Rules for converting from Tamr records to Geospatial Features¶
The record’s primary key will be used as the feature’s id
. If the primary key is a single attribute, then the value of that attribute will be the value of id
. If the primary key is composed of multiple attributes, then the value of the id
will be an array with the values of the key attributes in order.
Tamr allows any number of geometry attributes per record; the Python Geo Interface is limited to one. When converting Tamr records to Python Geo Features, the first geometry attribute in the schema will be used as the geometry; all other geometry attributes will appear as properties with no type conversion. In the future, additional control over the handling of multiple geometries may be provided; the current set of capabilities is intended primarily to support the use case of working with FeatureCollections within Tamr, and FeatureCollection has only one geometry per feature.
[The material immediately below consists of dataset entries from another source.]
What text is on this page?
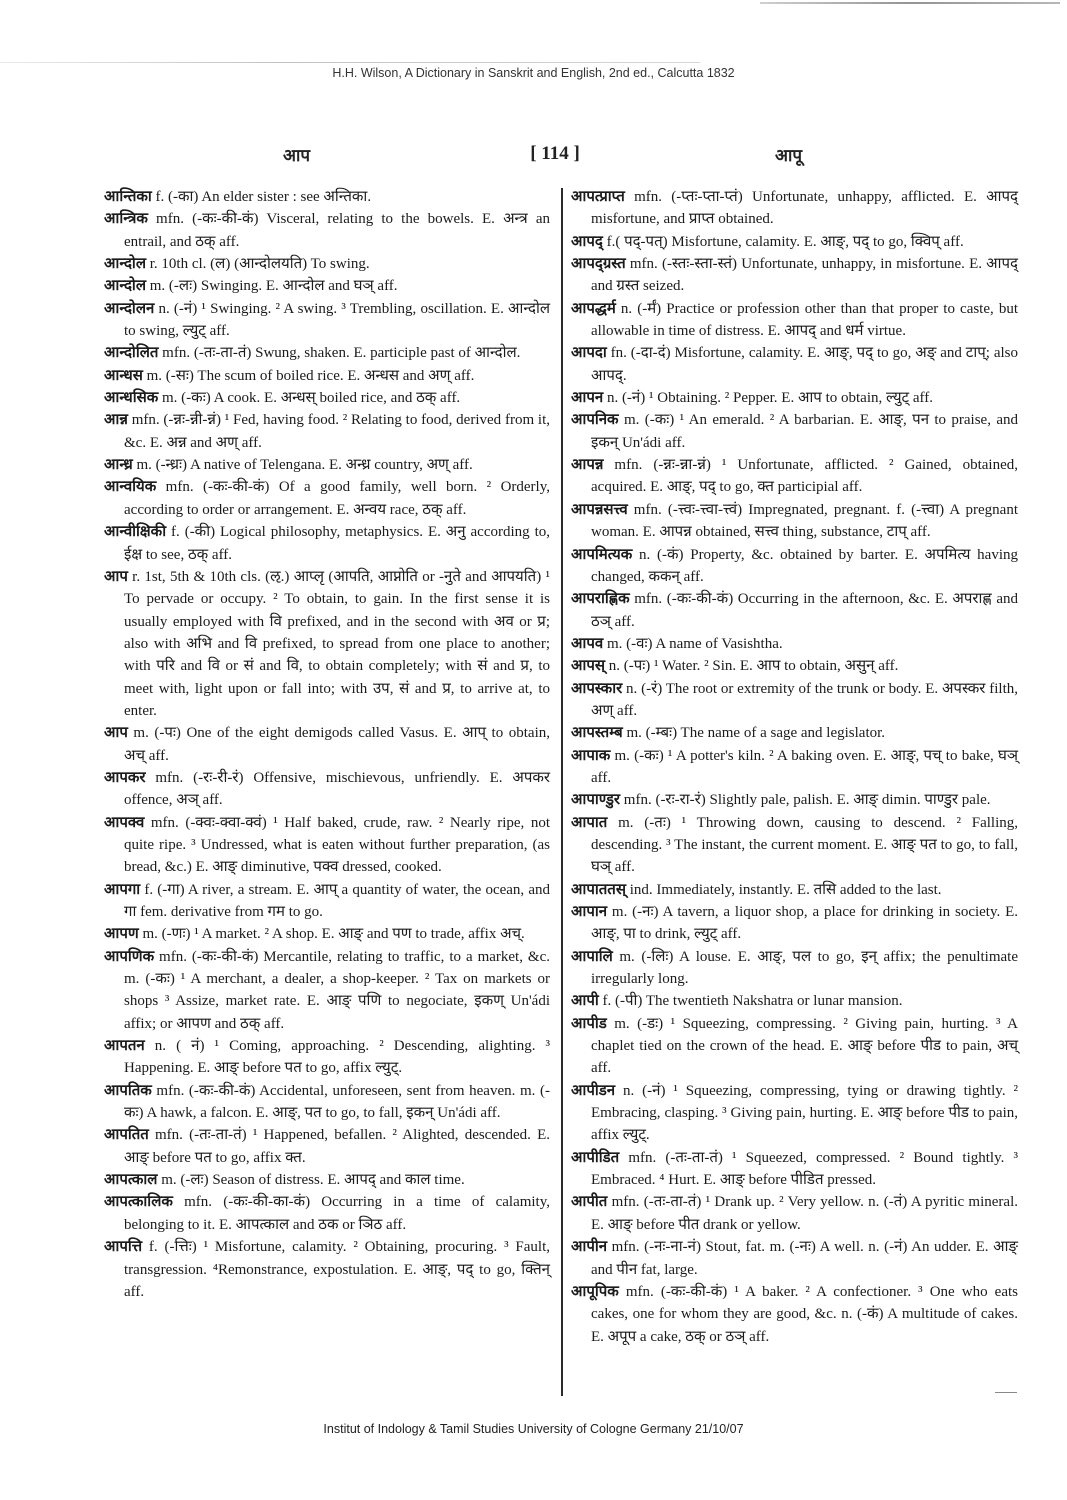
H.H. Wilson, A Dictionary in Sanskrit and English, 2nd ed., Calcutta 1832
आप	[ 114 ]	आपू

आन्तिका f. (-का) An elder sister : see अन्तिका.

आन्त्रिक mfn. (-कः-की-कं) Visceral, relating to the bowels. E. अन्त्र an entrail, and ठक् aff.

आन्दोल r. 10th cl. (ल) (आन्दोलयति) To swing.

आन्दोल m. (-लः) Swinging. E. आन्दोल and घञ् aff.

आन्दोलन n. (-नं) ¹ Swinging. ² A swing. ³ Trembling, oscillation. E. आन्दोल to swing, ल्युट् aff.

आन्दोलित mfn. (-तः-ता-तं) Swung, shaken. E. participle past of आन्दोल.

आन्धस m. (-सः) The scum of boiled rice. E. अन्धस and अण् aff.

आन्धसिक m. (-कः) A cook. E. अन्धस् boiled rice, and ठक् aff.

आन्न mfn. (-न्नः-न्नी-न्नं) ¹ Fed, having food. ² Relating to food, derived from it, &c. E. अन्न and अण् aff.

आन्ध्र m. (-न्ध्रः) A native of Telengana. E. अन्ध्र country, अण् aff.

आन्वयिक mfn. (-कः-की-कं) Of a good family, well born. ² Orderly, according to order or arrangement. E. अन्वय race, ठक् aff.

आन्वीक्षिकी f. (-की) Logical philosophy, metaphysics. E. अनु according to, ईक्ष to see, ठक् aff.

आप r. 1st, 5th & 10th cls. (ऌ.) आप्लृ (आपति, आप्नोति or -नुते and आपयति) ¹ To pervade or occupy. ² To obtain, to gain. In the first sense it is usually employed with वि prefixed, and in the second with अव or प्र; also with अभि and वि prefixed, to spread from one place to another; with परि and वि or सं and वि, to obtain completely; with सं and प्र, to meet with, light upon or fall into; with उप, सं and प्र, to arrive at, to enter.

आप m. (-पः) One of the eight demigods called Vasus. E. आप् to obtain, अच् aff.

आपकर mfn. (-रः-री-रं) Offensive, mischievous, unfriendly. E. अपकर offence, अञ् aff.

आपक्व mfn. (-क्वः-क्वा-क्वं) ¹ Half baked, crude, raw. ² Nearly ripe, not quite ripe. ³ Undressed, what is eaten without further preparation, (as bread, &c.) E. आङ् diminutive, पक्व dressed, cooked.

आपगा f. (-गा) A river, a stream. E. आप् a quantity of water, the ocean, and गा fem. derivative from गम to go.

आपण m. (-णः) ¹ A market. ² A shop. E. आङ् and पण to trade, affix अच्.

आपणिक mfn. (-कः-की-कं) Mercantile, relating to traffic, to a market, &c. m. (-कः) ¹ A merchant, a dealer, a shop-keeper. ² Tax on markets or shops ³ Assize, market rate. E. आङ् पणि to negociate, इकण् Un'ádi affix; or आपण and ठक् aff.

आपतन n. ( नं) ¹ Coming, approaching. ² Descending, alighting. ³ Happening. E. आङ् before पत to go, affix ल्युट्.

आपतिक mfn. (-कः-की-कं) Accidental, unforeseen, sent from heaven. m. (-कः) A hawk, a falcon. E. आङ्, पत to go, to fall, इकन् Un'ádi aff.

आपतित mfn. (-तः-ता-तं) ¹ Happened, befallen. ² Alighted, descended. E. आङ् before पत to go, affix क्त.

आपत्काल m. (-लः) Season of distress. E. आपद् and काल time.

आपत्कालिक mfn. (-कः-की-का-कं) Occurring in a time of calamity, belonging to it. E. आपत्काल and ठक or ञिठ aff.

आपत्ति f. (-त्तिः) ¹ Misfortune, calamity. ² Obtaining, procuring. ³ Fault, transgression. ⁴Remonstrance, expostulation. E. आङ्, पद् to go, क्तिन् aff.

आपत्प्राप्त mfn. (-प्तः-प्ता-प्तं) Unfortunate, unhappy, afflicted. E. आपद् misfortune, and प्राप्त obtained.

आपद् f.( पद्-पत्) Misfortune, calamity. E. आङ्, पद् to go, क्विप् aff.

आपद्ग्रस्त mfn. (-स्तः-स्ता-स्तं) Unfortunate, unhappy, in misfortune. E. आपद् and ग्रस्त seized.

आपद्धर्म n. (-र्मं) Practice or profession other than that proper to caste, but allowable in time of distress. E. आपद् and धर्म virtue.

आपदा fn. (-दा-दं) Misfortune, calamity. E. आङ्, पद् to go, अङ् and टाप्; also आपद्.

आपन n. (-नं) ¹ Obtaining. ² Pepper. E. आप to obtain, ल्युट् aff.

आपनिक m. (-कः) ¹ An emerald. ² A barbarian. E. आङ्, पन to praise, and इकन् Un'ádi aff.

आपन्न mfn. (-न्नः-न्ना-न्नं) ¹ Unfortunate, afflicted. ² Gained, obtained, acquired. E. आङ्, पद् to go, क्त participial aff.

आपन्नसत्त्व mfn. (-त्त्वः-त्त्वा-त्त्वं) Impregnated, pregnant. f. (-त्त्वा) A pregnant woman. E. आपन्न obtained, सत्त्व thing, substance, टाप् aff.

आपमित्यक n. (-कं) Property, &c. obtained by barter. E. अपमित्य having changed, ककन् aff.

आपराह्णिक mfn. (-कः-की-कं) Occurring in the afternoon, &c. E. अपराह्ण and ठञ् aff.

आपव m. (-वः) A name of Vasishtha.

आपस् n. (-पः) ¹ Water. ² Sin. E. आप to obtain, असुन् aff.

आपस्कार n. (-रं) The root or extremity of the trunk or body. E. अपस्कर filth, अण् aff.

आपस्तम्ब m. (-म्बः) The name of a sage and legislator.

आपाक m. (-कः) ¹ A potter's kiln. ² A baking oven. E. आङ्, पच् to bake, घञ् aff.

आपाण्डुर mfn. (-रः-रा-रं) Slightly pale, palish. E. आङ् dimin. पाण्डुर pale.

आपात m. (-तः) ¹ Throwing down, causing to descend. ² Falling, descending. ³ The instant, the current moment. E. आङ् पत to go, to fall, घञ् aff.

आपाततस् ind. Immediately, instantly. E. तसि added to the last.

आपान m. (-नः) A tavern, a liquor shop, a place for drinking in society. E. आङ्, पा to drink, ल्युट् aff.

आपालि m. (-लिः) A louse. E. आङ्, पल to go, इन् affix; the penultimate irregularly long.

आपी f. (-पी) The twentieth Nakshatra or lunar mansion.

आपीड m. (-डः) ¹ Squeezing, compressing. ² Giving pain, hurting. ³ A chaplet tied on the crown of the head. E. आङ् before पीड to pain, अच् aff.

आपीडन n. (-नं) ¹ Squeezing, compressing, tying or drawing tightly. ² Embracing, clasping. ³ Giving pain, hurting. E. आङ् before पीड to pain, affix ल्युट्.

आपीडित mfn. (-तः-ता-तं) ¹ Squeezed, compressed. ² Bound tightly. ³ Embraced. ⁴ Hurt. E. आङ् before पीडित pressed.

आपीत mfn. (-तः-ता-तं) ¹ Drank up. ² Very yellow. n. (-तं) A pyritic mineral. E. आङ् before पीत drank or yellow.

आपीन mfn. (-नः-ना-नं) Stout, fat. m. (-नः) A well. n. (-नं) An udder. E. आङ् and पीन fat, large.

आपूपिक mfn. (-कः-की-कं) ¹ A baker. ² A confectioner. ³ One who eats cakes, one for whom they are good, &c. n. (-कं) A multitude of cakes. E. अपूप a cake, ठक् or ठञ् aff.

Institut of Indology & Tamil Studies University of Cologne Germany 21/10/07
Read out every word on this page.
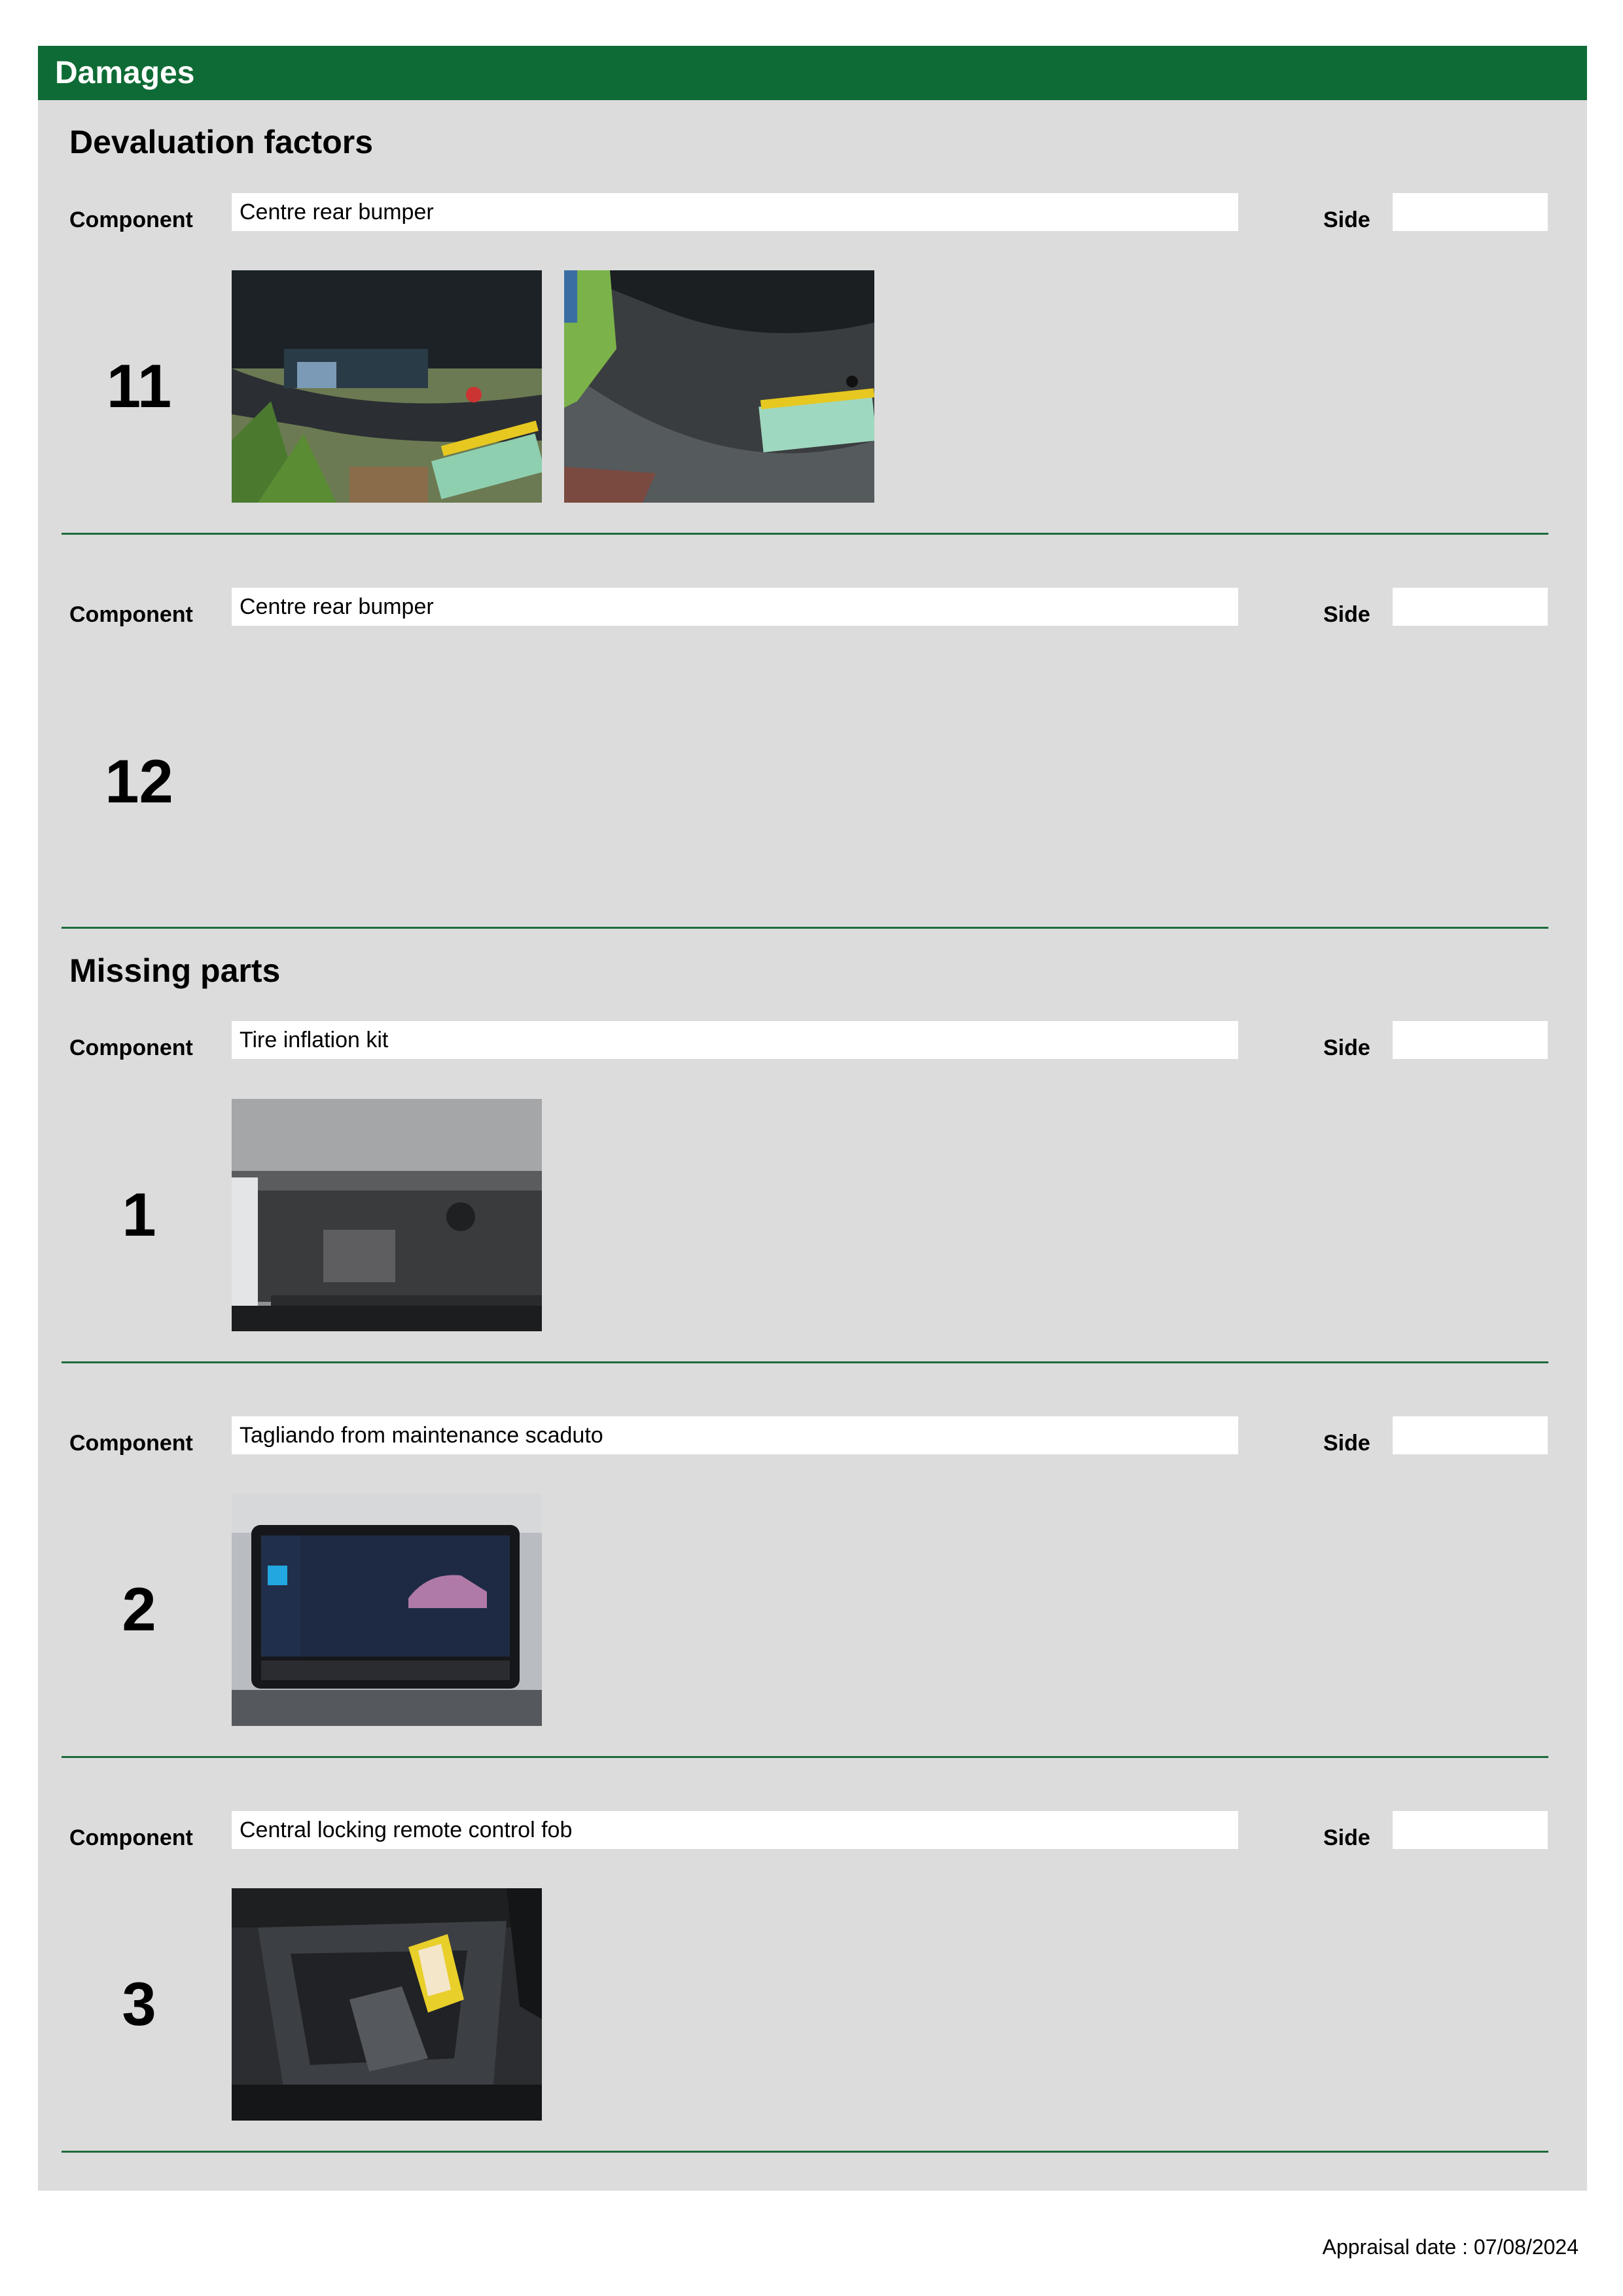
Damages
Devaluation factors
Component	Centre rear bumper	Side
11
Component	Centre rear bumper	Side
12
Missing parts
Component	Tire inflation kit	Side
1
Component	Tagliando from maintenance scaduto	Side
2
Component	Central locking remote control fob	Side
3
Appraisal date : 07/08/2024
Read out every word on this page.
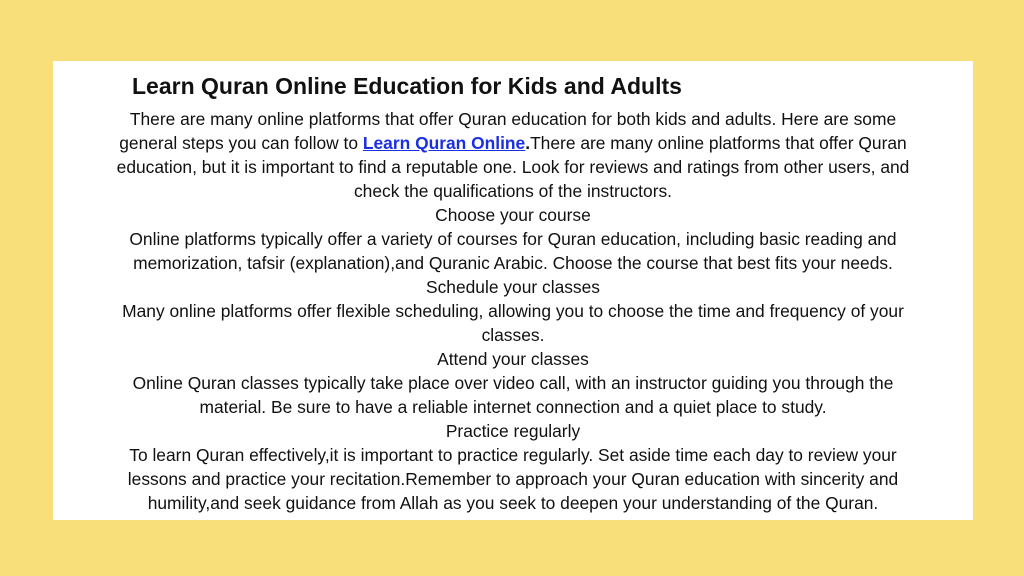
Learn Quran Online Education for Kids and Adults
There are many online platforms that offer Quran education for both kids and adults. Here are some
general steps you can follow to Learn Quran Online.There are many online platforms that offer Quran
education, but it is important to find a reputable one. Look for reviews and ratings from other users, and
check the qualifications of the instructors.
Choose your course
Online platforms typically offer a variety of courses for Quran education, including basic reading and
memorization, tafsir (explanation),and Quranic Arabic. Choose the course that best fits your needs.
Schedule your classes
Many online platforms offer flexible scheduling, allowing you to choose the time and frequency of your
classes.
Attend your classes
Online Quran classes typically take place over video call, with an instructor guiding you through the
material. Be sure to have a reliable internet connection and a quiet place to study.
Practice regularly
To learn Quran effectively,it is important to practice regularly. Set aside time each day to review your
lessons and practice your recitation.Remember to approach your Quran education with sincerity and
humility,and seek guidance from Allah as you seek to deepen your understanding of the Quran.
An attribute is considered to have geometry type if it has type RECORD
and contains an attribute named point
, multiPoint
, lineString
, multiLineString
, polygon
, or multiPolygon
.
If an attribute named bbox
is available, it will be used as bbox
. No conversion is done on the value of bbox
. In the future, additional control over the handling of bbox
attributes may be provided.
All other attributes will be placed in properties
, with no type conversion. This includes all geometry attributes other than the first.
Rules for converting from Geospatial Features to Tamr records¶
The Feature’s id
will be converted into the primary key for the record. If the record uses a simple key, no value translation will be done. If the record uses a composite key, then the value of the Feature’s id
must be an array of values, one per attribute in the key.
If the Feature contains keys in properties
that conflict with the record keys, bbox
, or geometry, those keys are ignored (omitted).
If the Feature contains a bbox
, it is copied to the record’s bbox
.
All other keys in the Feature’s properties
are propagated to the same-name attribute on the record, with no type conversion.
Streaming data access¶
The Dataset
method itergeofeatures()
returns a generator that allows you to stream the records in the dataset as Geospatial features:
my_dataset = client.datasets.by_name("my_dataset")
for feature in my_dataset.itergeofeatures():
do_something(feature)
Note that many packages that consume the Python Geo Interface will be able to consume this iterator directly. For example::
from geopandas import GeoDataFrame
df = GeoDataFrame.from_features(my_dataset.itergeofeatures())
This allows construction of a GeoDataFrame directly from the stream of records, without materializing the intermediate dataset.